Patrick Findley, who oversaw security and emergency management, was terminated earlier this year. His ouster came shortly after the release of a confidential report that pinpointed security vulnerabilities at three power stations, spurring concern at City Hall.
In his lawsuit, Findley says he had told the authors of that report, Navigant Consulting, that facility managers had ignored his concerns about malfunctioning security systems, scant lighting and other problems — revelations that proved embarrassing to the agency after reporters obtained an unredacted version of the study.
Findley also claims that he repeatedly complained to his supervisors about illegal activity by other employees, including burglarizing a department facility, skipping out on work, and ordering other employees to do tasks for the personal benefit of their bosses rather than to assist the utility.
In addition, Findley told an independent group doing an audit for the city controller that utility employees had drawn up contract specifications and then successfully bid on the work themselves using “dummy companies,” as well as other unlawful acts, the lawsuit claims.
The former security chief alleges that the DWP failed to act on his concerns and thwarted his investigations, instead firing him despite an “impeccable record” with the utility.

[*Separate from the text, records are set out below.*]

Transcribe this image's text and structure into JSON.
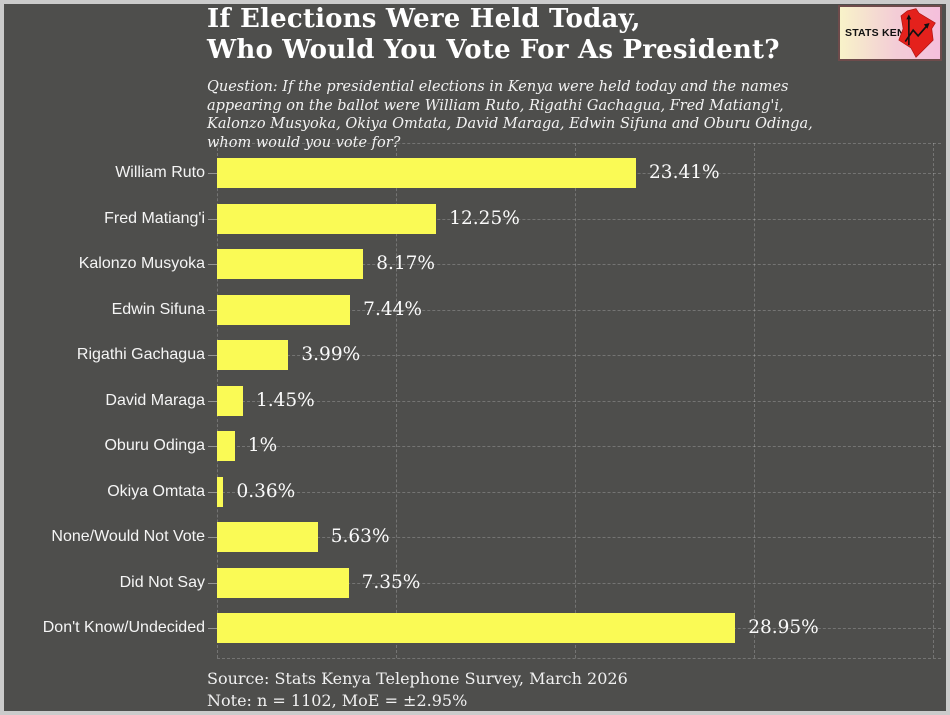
{
  "header": {
    "title_line1": "If Elections Were Held Today,",
    "title_line2": "Who Would You Vote For As President?",
    "question": "Question: If the presidential elections in Kenya were held today and the names\nappearing on the ballot were William Ruto, Rigathi Gachagua, Fred Matiang'i,\nKalonzo Musyoka, Okiya Omtata, David Maraga, Edwin Sifuna and Oburu Odinga,\nwhom would you vote for?"
  },
  "logo": {
    "text": "STATS KENYA",
    "map_color": "#e4211c",
    "background_left": "#f8f3c9",
    "background_right": "#f5bfdc"
  },
  "chart_data": {
    "type": "bar",
    "orientation": "horizontal",
    "title": "If Elections Were Held Today, Who Would You Vote For As President?",
    "categories": [
      "William Ruto",
      "Fred Matiang'i",
      "Kalonzo Musyoka",
      "Edwin Sifuna",
      "Rigathi Gachagua",
      "David Maraga",
      "Oburu Odinga",
      "Okiya Omtata",
      "None/Would Not Vote",
      "Did Not Say",
      "Don't Know/Undecided"
    ],
    "values": [
      23.41,
      12.25,
      8.17,
      7.44,
      3.99,
      1.45,
      1,
      0.36,
      5.63,
      7.35,
      28.95
    ],
    "value_labels": [
      "23.41%",
      "12.25%",
      "8.17%",
      "7.44%",
      "3.99%",
      "1.45%",
      "1%",
      "0.36%",
      "5.63%",
      "7.35%",
      "28.95%"
    ],
    "xlim": [
      0,
      40.4
    ],
    "xticks": [
      0,
      10,
      20,
      30,
      40
    ],
    "grid": true,
    "grid_style": "dashed",
    "bar_color": "#fafa55",
    "background": "#4e4e4c",
    "label_color": "#f5f5f5",
    "value_color": "#fafafa"
  },
  "footer": {
    "source": "Source: Stats Kenya Telephone Survey, March 2026",
    "note": "Note: n = 1102, MoE = ±2.95%"
  }
}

The lawsuit specifically claims that David Wright — a utility executive who was recently tapped by Mayor Eric Garcetti to serve as the DWP’s interim general manager — was unable to give Findley a reason for his termination in January.
DWP spokesman Joseph Ramallo said in a written statement Thursday that the utility had not yet been served with the complaint, which was filed Wednesday.
Nonetheless, “we strongly disagree with any allegation of retaliation and with the assertions Mr. Findley has made in his lawsuit,” Ramallo said. “This is an employment and legal matter and we cannot provide further comment.”
The Los Angeles Daily News first reported on the security concerns raised in the unredacted Navigant report earlier this year.